Prof. Iwona Hus z Katedry i Kliniki Hematoonkologii i Transplantacji Szpiku Uniwersytetu Medycznego w Lublinie powiedziała, że mediana przeżycia chorych cierpiących na szpiczaka wydłużyła się z 3 do 7 lat, choć są pacjenci, którzy żyją 10 i 15 lat. - W niedalekiej przyszłości jest jednak szansa, że chorobę tę będzie można wyleczyć. Na razie dla wielu chorych szpiczak jest chorobą przewlekłą - dodała.
Dr Grzegorz Charliński z Katedry i Kliniki Hematoonkologii, Onkologii i Chorób Wewnętrznych Warszawskiego Uniwersytetu Medycznego powiedział, że w przypadku szpiczaka następuje zmiana strategii leczenia. Polega ona na tym, że wymagającemu leczenia choremu podaje się od razu trzy leki, co poprawia rokowania i szanse przeżycia chorego.
Nie zawsze jednak konieczne jest podanie trzech czy nawet czterech preparatów.
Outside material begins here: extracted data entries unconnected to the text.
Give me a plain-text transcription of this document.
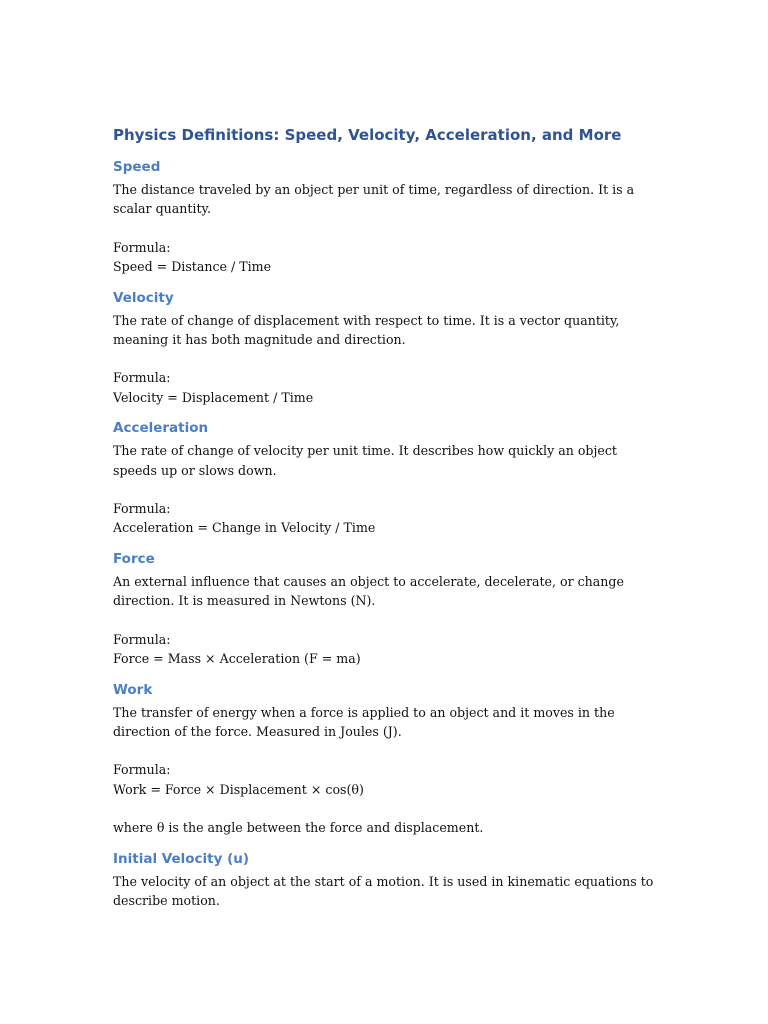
Physics Definitions: Speed, Velocity, Acceleration, and More
Speed

The distance traveled by an object per unit of time, regardless of direction. It is a scalar quantity.

Formula:

Speed = Distance / Time

Velocity

The rate of change of displacement with respect to time. It is a vector quantity, meaning it has both magnitude and direction.

Formula:

Velocity = Displacement / Time

Acceleration

The rate of change of velocity per unit time. It describes how quickly an object speeds up or slows down.

Formula:

Acceleration = Change in Velocity / Time

Force

An external influence that causes an object to accelerate, decelerate, or change direction. It is measured in Newtons (N).

Formula:

Force = Mass × Acceleration (F = ma)

Work

The transfer of energy when a force is applied to an object and it moves in the direction of the force. Measured in Joules (J).

Formula:

Work = Force × Displacement × cos(θ)

where θ is the angle between the force and displacement.

Initial Velocity (u)

The velocity of an object at the start of a motion. It is used in kinematic equations to describe motion.
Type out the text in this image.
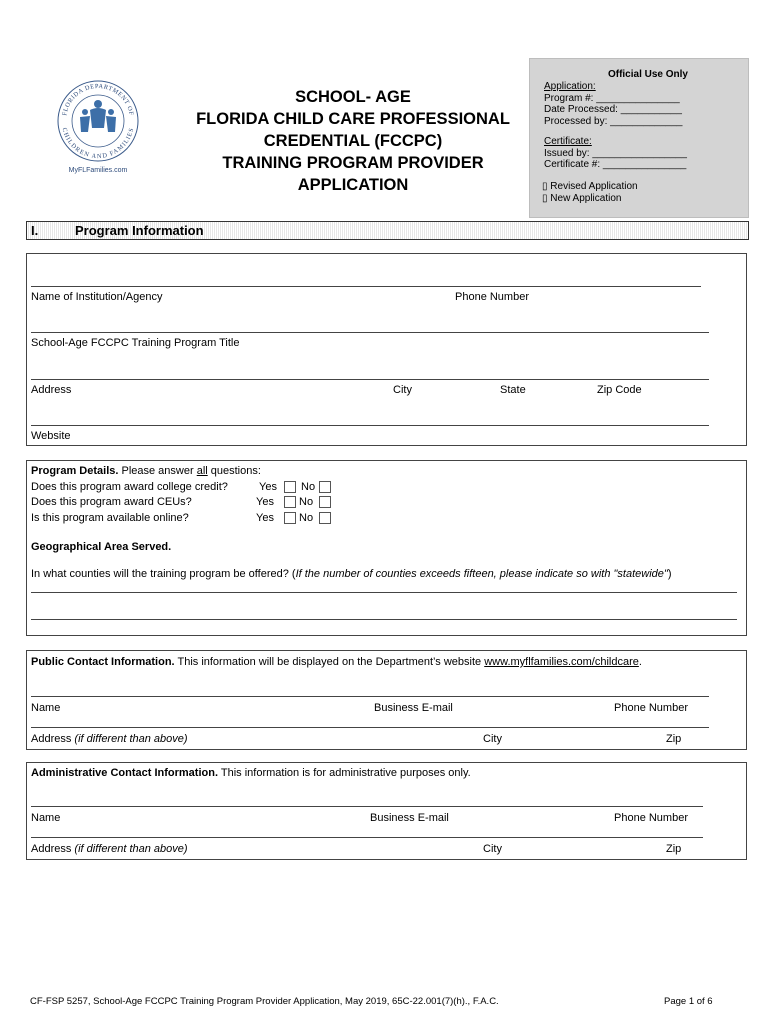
FLORIDA DEPARTMENT OF
CHILDREN AND FAMILIES
MyFLFamilies.com
SCHOOL- AGE
FLORIDA CHILD CARE PROFESSIONAL
CREDENTIAL (FCCPC)
TRAINING PROGRAM PROVIDER
APPLICATION
Official Use Only
Application:
Program #: _______________
Date Processed: ___________
Processed by: _____________
Certificate:
Issued by: _________________
Certificate #: _______________
▯ Revised Application
▯ New Application
I.	Program Information
Name of Institution/Agency	Phone Number
School-Age FCCPC Training Program Title
Address	City	State	Zip Code
Website
Program Details. Please answer all questions:
Does this program award college credit?	Yes No
Does this program award CEUs?	Yes No
Is this program available online?	Yes No
Geographical Area Served.
In what counties will the training program be offered? (If the number of counties exceeds fifteen, please indicate so with "statewide")
Public Contact Information. This information will be displayed on the Department’s website www.myflfamilies.com/childcare.
Name	Business E-mail	Phone Number
Address (if different than above)	City	Zip
Administrative Contact Information. This information is for administrative purposes only.
Name	Business E-mail	Phone Number
Address (if different than above)	City	Zip
CF-FSP 5257, School-Age FCCPC Training Program Provider Application, May 2019, 65C-22.001(7)(h)., F.A.C.	Page 1 of 6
Z najnowszych badań przedstawionych podczas zakończonego w niedzielę kongresu Europejskiego Towarzystwa Hematologicznego (EHA) wynika, że u niektórych chorych wystarczy podać dwa odpowiednie leki. - Terapia może być wtedy prawie równie skuteczne, ale jest bezpieczniejsza, bo wywołuje mniej działań niepożądanych - dodał specjalista.
- Kłopot polega na tym, że nowe terapie biologiczne są na ogół bardzo kosztowne. Roczne leczenie tzw. terapią celowaną kosztuje nawet 100 tys. dolarów To ogromne wyzwanie dla płatnika i opieki medycznej - przyznał prof. Giannopoulos.